White mars by Brian W. Aldiss & Roger Penrose. Chapter 14, 15, 16

It was these latter remotes that detected an area of disturbed neurotransmitters. They moved into the region and began to activate the groupings involved. Here they entered the large-scale quantum coherences that are essential to the generation of consciousness.

On the screens where the neuroscientists, Willa and Vera, watched, pictures and actions became evident. The skill of the women lay in interpreting the pictures as the remotes fired adjacent synapses.

‘Slightly viridian,’ said Willa.

‘Needs fewer fibres,’ said Vera. They had their own slang for what they did. ‘We’re getting coherency.’

Specific tightly interconnected groups of neurons acted coherently as a single unit. The validity of these groupings was sustained by a coherent quantum-mechanical process, like that of a superconductor or superfluid.

With tuning, the fibres sank back to form a huge black anatomy, its head hardly visible. Screaming cream things wavered in the background. A pudding cowered in a puddle.

Home life of Bevis Paskin Peters, aged three. Perception, as someone had said, was all. The sun was square and permeated by fish.

The Composite caught a signal from a remote homing in on the amygdala. They checked its programme. Here, deep in the limbic brain, wavered a primitive recollection. It had remained there, undiminished by time, since electrical resistance diminishes to zero in the HTC structures located there, much like the similar high temperature superconductors in our electrical cables.

Although a good theoretical understanding of ordinary superconductivity had been established halfway through the previous century, a proper understanding of HTCs had to wait until the early years of the twenty-first. This understanding had been put to important use in the new brain sciences. The neuron probe began to participate in the collective quantum state, showing a blur on the mentatropy screen which refined itself into an interpretable picture.

Pressures created an oval viewing like a squeezed lemon. Again a monster male, shouting and raving in deeper than viridian, the waves of anger misshaping it. The monster loomed over a limp white worm. Pale in pink the helpless something fluttered what might have been a hand.

The two separate remote fleets activated their groupings. The effects of quantum entanglement began to manifest themselves. The patient’s anciently stored pain became now.

A door of jelly slammed and wiped the oval all away.

‘He resents us,’ murmured Willa. ‘We’ll rest him and try again.’

It took expertise, but Willa-Vera interpreted the code to recognise in the white worm the being that would later grow to become the huge black body, the parent.

‘Father dominant,’ muttered Vera. ‘Son wishing to be father?’

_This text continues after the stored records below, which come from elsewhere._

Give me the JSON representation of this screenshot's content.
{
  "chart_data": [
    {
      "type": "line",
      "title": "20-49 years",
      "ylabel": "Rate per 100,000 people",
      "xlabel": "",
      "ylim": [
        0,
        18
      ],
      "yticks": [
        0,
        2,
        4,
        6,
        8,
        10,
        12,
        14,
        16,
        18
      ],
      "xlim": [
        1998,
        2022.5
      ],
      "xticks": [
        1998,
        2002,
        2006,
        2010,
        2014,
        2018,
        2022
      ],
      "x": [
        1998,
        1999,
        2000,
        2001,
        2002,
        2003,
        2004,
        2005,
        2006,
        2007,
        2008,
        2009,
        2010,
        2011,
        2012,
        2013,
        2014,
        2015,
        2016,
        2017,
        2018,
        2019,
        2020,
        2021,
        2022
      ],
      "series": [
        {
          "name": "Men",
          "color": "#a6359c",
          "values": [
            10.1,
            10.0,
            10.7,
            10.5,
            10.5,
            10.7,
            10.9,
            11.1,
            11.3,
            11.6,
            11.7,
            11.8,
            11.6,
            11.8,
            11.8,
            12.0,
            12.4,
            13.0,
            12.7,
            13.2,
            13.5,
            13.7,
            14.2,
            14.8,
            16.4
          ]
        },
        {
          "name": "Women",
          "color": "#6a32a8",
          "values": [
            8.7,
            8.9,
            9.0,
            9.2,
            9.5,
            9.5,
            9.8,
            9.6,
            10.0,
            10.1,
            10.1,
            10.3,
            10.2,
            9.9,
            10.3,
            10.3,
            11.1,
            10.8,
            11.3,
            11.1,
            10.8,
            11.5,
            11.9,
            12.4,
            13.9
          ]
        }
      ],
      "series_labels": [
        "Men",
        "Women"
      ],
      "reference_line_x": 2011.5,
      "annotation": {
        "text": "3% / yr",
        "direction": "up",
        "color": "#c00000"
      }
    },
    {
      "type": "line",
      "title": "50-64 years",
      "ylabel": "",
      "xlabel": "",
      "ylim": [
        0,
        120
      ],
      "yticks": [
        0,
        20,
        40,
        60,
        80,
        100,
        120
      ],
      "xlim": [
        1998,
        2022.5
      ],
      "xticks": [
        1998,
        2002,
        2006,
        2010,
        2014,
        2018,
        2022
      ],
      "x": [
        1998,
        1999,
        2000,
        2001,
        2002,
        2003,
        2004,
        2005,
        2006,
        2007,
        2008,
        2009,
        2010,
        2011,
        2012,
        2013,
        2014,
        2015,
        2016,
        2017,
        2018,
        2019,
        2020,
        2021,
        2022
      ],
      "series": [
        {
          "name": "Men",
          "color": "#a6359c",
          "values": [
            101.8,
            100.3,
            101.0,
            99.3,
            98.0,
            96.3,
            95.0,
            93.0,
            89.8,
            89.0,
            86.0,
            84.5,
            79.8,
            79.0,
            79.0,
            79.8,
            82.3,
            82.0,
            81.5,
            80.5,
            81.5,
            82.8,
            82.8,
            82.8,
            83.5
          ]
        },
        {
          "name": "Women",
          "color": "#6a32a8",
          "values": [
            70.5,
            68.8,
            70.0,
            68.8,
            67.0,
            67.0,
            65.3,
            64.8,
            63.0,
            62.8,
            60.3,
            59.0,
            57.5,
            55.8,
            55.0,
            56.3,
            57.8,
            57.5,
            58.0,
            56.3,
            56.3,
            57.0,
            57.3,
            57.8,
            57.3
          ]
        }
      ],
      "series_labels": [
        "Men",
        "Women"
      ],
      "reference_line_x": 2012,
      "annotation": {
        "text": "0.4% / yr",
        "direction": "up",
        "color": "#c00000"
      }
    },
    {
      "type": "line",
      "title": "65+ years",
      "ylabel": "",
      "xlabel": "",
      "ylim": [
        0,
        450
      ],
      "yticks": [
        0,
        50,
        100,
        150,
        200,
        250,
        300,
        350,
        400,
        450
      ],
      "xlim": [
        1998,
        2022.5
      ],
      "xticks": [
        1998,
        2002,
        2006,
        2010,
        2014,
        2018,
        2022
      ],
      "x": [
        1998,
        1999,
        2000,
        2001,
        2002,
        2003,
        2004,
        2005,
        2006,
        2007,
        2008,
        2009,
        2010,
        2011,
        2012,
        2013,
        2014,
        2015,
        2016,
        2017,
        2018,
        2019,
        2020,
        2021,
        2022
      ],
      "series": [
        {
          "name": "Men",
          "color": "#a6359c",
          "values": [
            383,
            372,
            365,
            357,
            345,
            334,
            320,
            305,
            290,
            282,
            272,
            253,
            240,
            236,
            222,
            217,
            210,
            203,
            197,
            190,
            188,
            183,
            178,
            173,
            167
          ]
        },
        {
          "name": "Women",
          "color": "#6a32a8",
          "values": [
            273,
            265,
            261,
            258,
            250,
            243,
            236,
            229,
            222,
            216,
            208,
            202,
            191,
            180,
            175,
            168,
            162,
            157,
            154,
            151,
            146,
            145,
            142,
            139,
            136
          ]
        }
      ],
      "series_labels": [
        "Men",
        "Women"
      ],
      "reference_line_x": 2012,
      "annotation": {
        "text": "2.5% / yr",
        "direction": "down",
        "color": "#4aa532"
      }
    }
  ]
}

I could contain myself no longer but said I hardly understood what was going on.

‘Basically, it’s fairly simple,’ said the fragile Willa Mendanadum, standing on tiptoe in her eagerness to explain. ‘Our remotes are travelling in areas where the effects of quantum state-reduction first become important. That’s where a quantum superposition actually becomes one of the classical alternatives. In fact, it appears that the entire phenomenon of consciousness is activated only when certain such quantum-coherent states begin to resolve into these classical alternatives.’

‘But I don’t know what you mean by classical alternatives!’ I wailed.

‘Oh, that’s simple too,’ Vera White said, with a knowing smile at her partner. ‘Imagine the nebulous borderline between the quantum and classical levels of physical activity, right? This has to do with the measurement problem of quantum mechanics: why is it that when we measure a quantum system we get one answer or another – the classical alternatives – instead of a quantum superposition of alternatives, which are an inherent part of the quantum-mechanical description of nature?’

I shook my head, feeling foolish.

‘Well, you see, when an observer steps in, the rules change. The standard quantum-mechanical procedures are interfered with! So what effect does the observer have? Why, quantum state-reduction comes in, and one thing or another happens, as Willa has said.’

She turned to her little partner. ‘Ready for another probe? Try coordinates between D60 and – let’s open E75.’

They peered into their spec-monitors. Behind them, paralysed but aware, strapped on the couch while the picoprobes toured his brain, lay Peters, screaming without sound.

Mentatropy, which would eventually hunt down his terrors and weaknesses and eradicate them, was not an easy option.